I’m going to go ahead and post all the statistics for Negro League American Series in Cuba, 1904 through 1912. The Cuban X-Giants visited in both 1900 and 1903, but I haven’t found box scores for those series (yet). Starting in 1904, though, I have them all.
In 1904, the Cuban X-Giants, led by Danny McClellan, won six of eight encounters. If you’ve got Jorge Figueredo’s Cuban Baseball, he’s got all the scores correct, with one exception: the last game, held on October 30, was in fact a 12 to 0 win for Habana over the X-Giants, and a no-hitter for the great pitcher José Muñoz.
Download 1904_cuban_x_giants_in_cuba.xls
Somewhat unusually, the Cuban players switched teams quite a bit during this series—Muñoz played for three teams, for example. So in the stats I’ve also included combined totals for the Cuban players, and a tab with fielding totals by position (I usually don’t bother with this for short series). The X-Giants faced four Cuban squads: Habana, Almendares (called “Azul” in the papers), Fe (called “Carmelita”), and the old San Francisco club, apparently reconstituted for this occasion (also called “Nuevo Criollo”). San Francisco was the first all- or nearly all-black team in the Cuban league in 1900, winning the pennant that year.

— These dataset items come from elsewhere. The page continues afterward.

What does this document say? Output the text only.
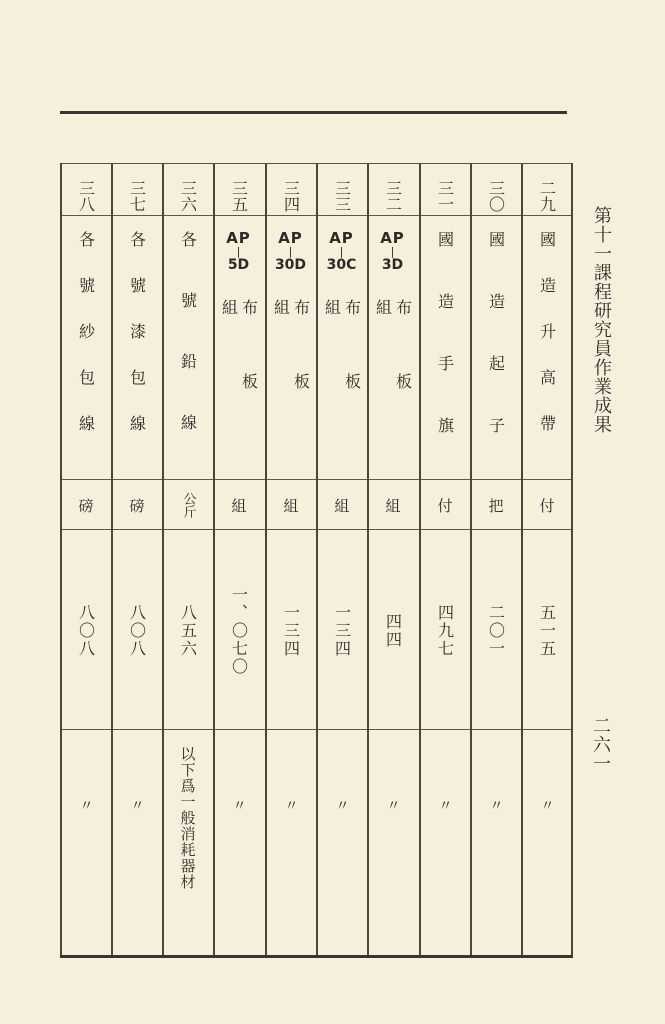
第十一課程研究員作業成果
二六一
三八
各號紗包線
磅
八〇八
〃
三七
各號漆包線
磅
八〇八
〃
三六
各號鉛線
公斤
八五六
以下爲一般消耗器材
三五
AP
|
5D
布板組
組
一、〇七〇
〃
三四
AP
|
30D
布板組
組
一三四
〃
三三
AP
|
30C
布板組
組
一三四
〃
三二
AP
|
3D
布板組
組
四四
〃
三一
國造手旗
付
四九七
〃
三〇
國造起子
把
二〇一
〃
二九
國造升高帶
付
五一五
〃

If you’re reading this, you already known that the “Cuban X-Giants” (as well as the original Cuban Giants) were North American black teams, and had no Cuban players, no connection to Cuba whatsoever. There are many reasons they might have called themselves “Cuban” in a U.S. context: it might have been an attempt to bypass racial attitudes by claiming to be foreign rather than domestic, a notion bolstered by reports that early in their career the original Cuban Giants affected a kind of fake Spanish gibberish on the field. Maybe Cubanness was considered a costume of sorts, rather (ironically) like blackface for white performers, intended to lend a certain panache or style to the players’ performance.
One thing I haven’t seen at all yet: the Cuban reaction to this North American appropriation of their name. It’s possible that at least part of the marketing idea behind the X-Giants’ tours of Cuba in the 1900s was this novelty factor: come see the fake North American Cubans! But I have seen nothing in the newspapers about it so far.